After India brought in GST, gold imports from S Korea surge
As South Korea has free trade agreement with India, imports from a third country are being routed through the former to take advantage of zero duty
India’s recent indirect tax reform goods and services tax (GST) has stirred up the bullion sector. The lure of gold, both as jewelry and as investment, in India has been a long standing one and the country has been one of the biggest importers and consumers of yellow metal.
In the run up to the introduction of GST on July 1, there was a gold rush with imports in June surging to 75 tons from 22.7 tons in the year-ago period. Consumers wanted to avoid paying higher tax and feared that gold prices would rise due to fall in imports once the GST kicks in.

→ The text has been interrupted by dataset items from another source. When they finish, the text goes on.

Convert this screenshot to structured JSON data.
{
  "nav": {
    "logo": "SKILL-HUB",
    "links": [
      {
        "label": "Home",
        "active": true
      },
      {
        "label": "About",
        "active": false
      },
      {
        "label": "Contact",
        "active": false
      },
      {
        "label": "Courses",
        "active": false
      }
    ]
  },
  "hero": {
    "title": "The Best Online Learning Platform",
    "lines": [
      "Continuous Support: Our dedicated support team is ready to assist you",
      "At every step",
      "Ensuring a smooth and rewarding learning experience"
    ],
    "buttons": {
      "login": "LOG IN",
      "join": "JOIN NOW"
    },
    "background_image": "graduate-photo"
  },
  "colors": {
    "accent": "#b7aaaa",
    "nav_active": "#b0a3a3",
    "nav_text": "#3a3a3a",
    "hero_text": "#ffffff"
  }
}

However, after the implementation of GST, Indian finance ministry officials are baffled by a surge in gold imports from countries with which it has free trade agreement (FTA), especially South Korea. In July itself, 8,400 kg of gold, essentially in coins, came to the country from South Korea, compared with almost nil last year in the same month, reports Business Standard.
Currently, gold imports attract 10% basic customs duty and 3% integrated goods and services tax (IGST). However, import from South Korea is exempted from customs duty under the 2009 agreement, and the importer has to pay only 3% IGST.
“Korea is not a gold manufacturing country. So, certainly yellow metal imports from a third country are being routed from there to take advantage of the zero duty available under the FTA,” a government official told the daily.
Indian finance ministry is looking at various means to plug these imports. One option is to implement safeguard duty — a WTO-compatible temporary measure that is brought in for a certain time-frame to avert any damage to a country’s domestic industry from cheap imports. The other is to increase basic customs duty under FTA, which is currently zero.
Industry experts claim that flow of gold from South Korea has also opened a channel for gold importers to launder money out of the country, reports Business Standard. These importers prefer gold coins as they offer a greater scope for over-invoicing than gold bars. And, through over-invoicing, they are able to illegally send extra dollars out of the country.